I shared with you Part 1 of my son's redo and now for the rest of his story. My favorite part
The concrete Counter Top!
Front facing put on and screw holes filled with a somewhat heavy coat of wood filler.
Time to build a mold! I cut out a piece of blondewood that was the exact dimension of the countertop (with a couple of inches of overhang). I then used my scrap 1x3 and 1x4 to build walls up from the sides. Everything had to be predrilled and carefully screwed together for easy removal later. I wasn't sure at this stage whether or not I'd have to reuse the mold for a recast. I traced out the sink template and applied the same wall-building method for the straight lines, and used quarter round pieces to make the curved corners.
A word to the wise... concrete dye (not acid stain, the powdered color stuff) will not come out of your skin for days... Wear gloves (common sense for most, I'm sure, but I was excited and in a hurry). I cut out the inside shape from the steel mesh to use as reinforcement, and mixed the concrete and coloring together. Before I poured it in, I had the idea to sprinkle some of the coloring powder and raw concrete on the base of the mold to create a sort of “marbled” effect on the top. I had no idea what I was doing, but experimentation seemed to be paying off so far. Concrete, then mesh, then concrete on top. Finally smoothing everything out and using a hammer drill with a flat bit to vibrate all of the bubbles out. I let it set overnight to cure, even though it was supposedly cured in 6 hours.
It took a while to break apart the mold, but everything came apart nicely, and this is what I was left with. A little more gray than I had hoped, and kind of bland looking. But it worked! It really worked!
I was very pleased with how the quarter round effect came out. It looks like a finished-edge countertop. I was still worried about the color, but I hadn't cleaned it yet and there was a lot of dust on the surface, so I set about other projects while my girlfriend scrubbed the countertop with concrete cleaner and sprayed off the surface.
I built a box, now time to cut out some holes for the doors and drawers.

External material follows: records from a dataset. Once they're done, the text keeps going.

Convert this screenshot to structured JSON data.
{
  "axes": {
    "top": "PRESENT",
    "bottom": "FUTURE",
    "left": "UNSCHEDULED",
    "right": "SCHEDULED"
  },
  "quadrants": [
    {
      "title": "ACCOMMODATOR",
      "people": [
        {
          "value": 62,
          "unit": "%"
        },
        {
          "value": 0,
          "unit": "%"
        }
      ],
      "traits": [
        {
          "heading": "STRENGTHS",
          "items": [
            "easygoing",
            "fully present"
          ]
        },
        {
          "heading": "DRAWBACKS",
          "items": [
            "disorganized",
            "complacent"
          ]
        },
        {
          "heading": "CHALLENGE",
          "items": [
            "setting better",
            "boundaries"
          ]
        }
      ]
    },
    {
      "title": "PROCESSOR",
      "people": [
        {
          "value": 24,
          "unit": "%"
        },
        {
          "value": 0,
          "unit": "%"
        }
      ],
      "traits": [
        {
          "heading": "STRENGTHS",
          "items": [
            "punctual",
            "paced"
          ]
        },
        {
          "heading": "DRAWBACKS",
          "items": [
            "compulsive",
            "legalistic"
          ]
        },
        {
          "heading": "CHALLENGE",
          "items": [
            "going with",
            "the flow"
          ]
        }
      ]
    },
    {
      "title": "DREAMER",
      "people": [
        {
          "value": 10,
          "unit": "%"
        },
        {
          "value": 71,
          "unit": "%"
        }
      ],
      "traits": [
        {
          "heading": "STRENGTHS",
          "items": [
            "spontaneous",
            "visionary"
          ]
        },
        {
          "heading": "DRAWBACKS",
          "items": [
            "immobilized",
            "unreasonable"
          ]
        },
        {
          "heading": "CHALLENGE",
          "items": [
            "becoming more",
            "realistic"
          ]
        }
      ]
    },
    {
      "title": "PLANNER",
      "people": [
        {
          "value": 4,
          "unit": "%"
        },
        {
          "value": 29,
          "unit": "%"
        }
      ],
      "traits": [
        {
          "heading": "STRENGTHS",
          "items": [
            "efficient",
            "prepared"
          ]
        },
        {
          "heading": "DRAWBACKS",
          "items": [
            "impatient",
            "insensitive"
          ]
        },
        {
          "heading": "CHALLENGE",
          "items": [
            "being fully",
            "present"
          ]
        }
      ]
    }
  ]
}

I set the doors from the old cabinets against the wood and traced them out, then subtracted an inch all the way around to get the size perfect. I wanted the hinges to go into the framing wherever possible, so I moved the door in the front all the way to the right rather than placing it in the middle.
Holes cut out for the drawers, and the first test fit of the day! Seems to line up beautifully. I used the smaller drawer up top, hoping it would clear the sink. And then the larger silverware drawer underneath.
After cleaning and the first epoxy coating, this is what the countertop looked like. I was much more pleased with how it was turning out! The color, the marbling, the edge, everything was coming out great.
I set in the drawer slides and leveled them to figure out where to drop the back support. I started to worry that the plumbing might not fit, but it seemed to be just enough to work.
I installed all of the doors and drawers to test everything out and make sure it all aligned correctly. It's starting to look like a cabinet!
Countertop was brought in (all 200lbs of it!) and very carefully placed on top of the frame. It took three people to get it up there and slid back into place. I started shimming anywhere I saw it was not meeting the 2x4's perfectly. I placed adhesive liberally along all of the framing to make sure this thing stayed where it was put! I was so nervous testing the fit of the sink, but it dropped in like it was a factory fit!
I cleaned off the epoxy a little bit and the color is really starting to come out. So happy with the result.
I decided the cabinet could use a little more organizational options.
Plumbing! Water lines strapped to the frame to keep them out of harm's way and somehow nothing got in the way of the drain line!
Here I was testing some of the cut pieces I made for the two ends of the countertop. I wanted to trim it with something nice, rather than just caulking against the concrete where it met the front of the cabinet.
Running water, and a real sink!
I used 1x4 pine to give a more finished look to the kickplate and cover up the 2x4 framing.Began sanding the wood putty and applied a second coat to fill in all the cracks and holes.
The trim came out nice and really covered up some of the gaps and shims I used to support and level the concrete.
...while I worked on the drawers and doors. I used a special “bonding” primer that was made for laminated cabinets. It definitely seemed to do the trick.
A piece of quarter round painted black to make the transition from concrete countertop to backsplash and help seal everything water tight with silicone. There is a slight forward slope in the countertop which is perfect for keeping water out of the back corner.
5 coats of the best white paint I could buy later, and we have a finished product! I put the hardware back on the drawers and bought a white towel ring and hook. The ring will hold our dish towels and the hook will hold a cutting board which will keep the towels away from the cabinet.
All of the drawers work great and slide nice and smooth. The color was just perfect and I was glad I decided on white cabinets to compliment the darker countertop and backsplash.
Yes, that is a 5lb jar of Runts candy to celebrate!
Now to clean up the mess I made everywhere else while building this!
And there you have it.....a chip off the old block eh? Not really! He is way better at the building and configuration. My forte is color and design. If we ever get our brains together on a project...Watch out!